Background
On Nov. 30, a new zero-day vulnerability was identified affecting versions of Mozilla Firefox versions 50.1 and lower. External security groups report that this vulnerability is actively being exploited in the wild.
Impact
Exploitation through a vulnerable browser can allow an attacker to have direct remote access to your computer and/or allow arbitrary code execution.

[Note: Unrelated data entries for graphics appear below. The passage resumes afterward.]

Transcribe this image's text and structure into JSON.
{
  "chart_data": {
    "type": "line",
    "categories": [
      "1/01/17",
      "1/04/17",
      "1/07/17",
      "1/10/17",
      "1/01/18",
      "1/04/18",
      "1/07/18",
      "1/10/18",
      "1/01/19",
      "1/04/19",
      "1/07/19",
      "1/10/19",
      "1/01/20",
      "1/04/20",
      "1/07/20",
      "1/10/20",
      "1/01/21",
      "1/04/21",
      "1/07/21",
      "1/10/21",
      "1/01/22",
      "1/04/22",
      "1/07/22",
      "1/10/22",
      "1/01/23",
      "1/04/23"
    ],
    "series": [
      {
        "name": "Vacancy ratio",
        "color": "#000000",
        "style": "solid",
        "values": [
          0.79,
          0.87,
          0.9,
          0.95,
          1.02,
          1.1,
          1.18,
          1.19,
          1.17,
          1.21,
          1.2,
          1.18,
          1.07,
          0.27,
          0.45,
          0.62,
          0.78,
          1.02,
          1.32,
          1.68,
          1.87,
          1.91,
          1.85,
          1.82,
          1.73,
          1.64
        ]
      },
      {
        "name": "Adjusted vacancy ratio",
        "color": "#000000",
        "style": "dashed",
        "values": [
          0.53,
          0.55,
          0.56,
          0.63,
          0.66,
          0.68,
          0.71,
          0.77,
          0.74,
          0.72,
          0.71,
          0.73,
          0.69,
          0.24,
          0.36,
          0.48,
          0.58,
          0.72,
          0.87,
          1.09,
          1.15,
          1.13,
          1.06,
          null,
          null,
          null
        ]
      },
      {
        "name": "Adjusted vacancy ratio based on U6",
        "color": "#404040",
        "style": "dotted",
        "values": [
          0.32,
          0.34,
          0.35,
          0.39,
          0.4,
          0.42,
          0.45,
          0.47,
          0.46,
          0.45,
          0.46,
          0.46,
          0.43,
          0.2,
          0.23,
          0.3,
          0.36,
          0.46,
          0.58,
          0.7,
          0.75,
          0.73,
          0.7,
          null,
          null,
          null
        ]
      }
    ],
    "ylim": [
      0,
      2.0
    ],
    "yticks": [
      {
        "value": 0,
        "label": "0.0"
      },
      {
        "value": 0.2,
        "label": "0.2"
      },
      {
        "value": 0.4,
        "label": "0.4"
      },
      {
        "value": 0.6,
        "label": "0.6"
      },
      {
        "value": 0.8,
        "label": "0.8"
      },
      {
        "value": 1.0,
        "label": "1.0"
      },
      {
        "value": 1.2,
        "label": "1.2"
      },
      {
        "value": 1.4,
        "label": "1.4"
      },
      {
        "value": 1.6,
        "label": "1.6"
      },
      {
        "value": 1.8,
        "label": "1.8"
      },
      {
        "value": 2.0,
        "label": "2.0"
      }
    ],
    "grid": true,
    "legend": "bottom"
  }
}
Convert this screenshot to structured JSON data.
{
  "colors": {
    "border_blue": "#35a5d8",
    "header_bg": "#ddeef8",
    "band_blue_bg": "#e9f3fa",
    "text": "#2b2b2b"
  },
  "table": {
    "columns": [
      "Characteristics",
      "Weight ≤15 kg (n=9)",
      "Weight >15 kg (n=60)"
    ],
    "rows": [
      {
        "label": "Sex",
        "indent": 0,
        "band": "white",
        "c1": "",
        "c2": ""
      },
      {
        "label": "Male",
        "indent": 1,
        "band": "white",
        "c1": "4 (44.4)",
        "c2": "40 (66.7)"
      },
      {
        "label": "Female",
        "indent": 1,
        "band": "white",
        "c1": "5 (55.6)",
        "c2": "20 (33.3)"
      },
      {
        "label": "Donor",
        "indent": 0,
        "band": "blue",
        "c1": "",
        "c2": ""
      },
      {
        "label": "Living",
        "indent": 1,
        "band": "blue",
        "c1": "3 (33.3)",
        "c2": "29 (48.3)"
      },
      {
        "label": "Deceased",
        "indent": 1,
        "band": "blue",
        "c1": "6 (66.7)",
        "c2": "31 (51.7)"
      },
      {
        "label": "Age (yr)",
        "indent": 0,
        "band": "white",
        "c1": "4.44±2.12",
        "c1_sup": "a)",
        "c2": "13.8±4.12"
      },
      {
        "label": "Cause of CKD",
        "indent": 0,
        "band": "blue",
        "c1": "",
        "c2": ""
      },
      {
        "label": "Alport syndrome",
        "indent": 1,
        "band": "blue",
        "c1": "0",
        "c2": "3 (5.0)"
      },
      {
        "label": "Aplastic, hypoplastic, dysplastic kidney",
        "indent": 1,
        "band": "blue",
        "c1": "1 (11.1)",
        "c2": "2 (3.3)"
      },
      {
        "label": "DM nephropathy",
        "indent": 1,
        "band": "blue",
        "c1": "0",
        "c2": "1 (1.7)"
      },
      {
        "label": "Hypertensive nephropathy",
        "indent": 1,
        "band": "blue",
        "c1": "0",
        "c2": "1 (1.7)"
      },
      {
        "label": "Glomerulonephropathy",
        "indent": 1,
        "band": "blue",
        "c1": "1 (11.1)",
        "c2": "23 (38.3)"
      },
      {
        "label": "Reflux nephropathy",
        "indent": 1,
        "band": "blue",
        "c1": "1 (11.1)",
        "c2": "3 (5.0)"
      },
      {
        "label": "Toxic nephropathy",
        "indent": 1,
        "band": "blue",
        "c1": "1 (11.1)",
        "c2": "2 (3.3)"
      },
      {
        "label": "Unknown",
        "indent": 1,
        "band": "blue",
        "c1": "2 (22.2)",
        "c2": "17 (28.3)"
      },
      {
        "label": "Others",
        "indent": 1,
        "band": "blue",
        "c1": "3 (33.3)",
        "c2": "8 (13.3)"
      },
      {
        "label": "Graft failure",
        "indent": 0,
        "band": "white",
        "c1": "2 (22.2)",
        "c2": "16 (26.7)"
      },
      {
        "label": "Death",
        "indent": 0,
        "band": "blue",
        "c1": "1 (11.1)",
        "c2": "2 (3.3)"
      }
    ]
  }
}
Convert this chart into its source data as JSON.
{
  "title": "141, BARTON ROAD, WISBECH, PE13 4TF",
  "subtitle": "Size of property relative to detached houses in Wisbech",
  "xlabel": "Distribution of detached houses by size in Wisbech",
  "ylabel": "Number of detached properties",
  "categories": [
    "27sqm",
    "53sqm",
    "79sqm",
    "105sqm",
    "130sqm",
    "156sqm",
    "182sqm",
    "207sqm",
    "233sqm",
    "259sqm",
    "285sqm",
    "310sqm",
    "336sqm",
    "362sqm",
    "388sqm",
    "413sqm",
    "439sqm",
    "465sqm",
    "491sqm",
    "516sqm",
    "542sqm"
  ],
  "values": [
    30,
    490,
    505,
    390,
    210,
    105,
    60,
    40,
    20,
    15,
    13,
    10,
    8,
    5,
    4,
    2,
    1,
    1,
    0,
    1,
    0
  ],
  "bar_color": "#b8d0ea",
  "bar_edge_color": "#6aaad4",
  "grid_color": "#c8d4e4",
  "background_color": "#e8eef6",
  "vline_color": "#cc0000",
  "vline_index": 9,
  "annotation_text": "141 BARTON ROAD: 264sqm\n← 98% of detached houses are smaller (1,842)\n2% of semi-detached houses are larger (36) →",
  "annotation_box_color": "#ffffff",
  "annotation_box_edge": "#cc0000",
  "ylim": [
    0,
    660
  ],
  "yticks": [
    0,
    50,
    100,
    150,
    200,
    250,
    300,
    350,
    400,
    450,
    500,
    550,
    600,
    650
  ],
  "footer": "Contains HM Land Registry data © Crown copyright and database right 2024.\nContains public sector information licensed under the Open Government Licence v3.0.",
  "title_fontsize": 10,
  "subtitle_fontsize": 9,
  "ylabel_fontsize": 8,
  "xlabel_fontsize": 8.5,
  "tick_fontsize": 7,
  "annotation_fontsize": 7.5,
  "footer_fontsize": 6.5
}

Please see UISO Recommendations and Workarounds below for further steps that must be taken.
Platforms Affected
- Mozilla Firefox, version(s) prior to 50.0.2
- Mozilla Firefox ESR version(s) prior to 45.5.1
- Mozilla Thunderbird version(s) prior to 45.5.1
Local Observations
Using network sensors, the University Information Security Office monitors the IU network for devices being exploited via this vulnerability. The UISO hasn't seen evidence of active exploitation for this vulnerability at IU at this time. Successful compromise of a device may result in the device being blocked from the network.
Mozilla has published browser updates to patch this critical vulnerability. Firefox is usually configured to update itself automatically, however you can install this update manually.
UISO Recommendations
- Regularly check for, update and remove old versions of Firefox.
- You can verify your software is up to date by installing Secunia Personal Software Inspector on hosts running the Windows operating system and patching any of the vulnerable software it finds.
- Enable Firefox's automatic update feature.
Workarounds
The UISO recommends that you use an alternate browser if you are unable to update Firefox.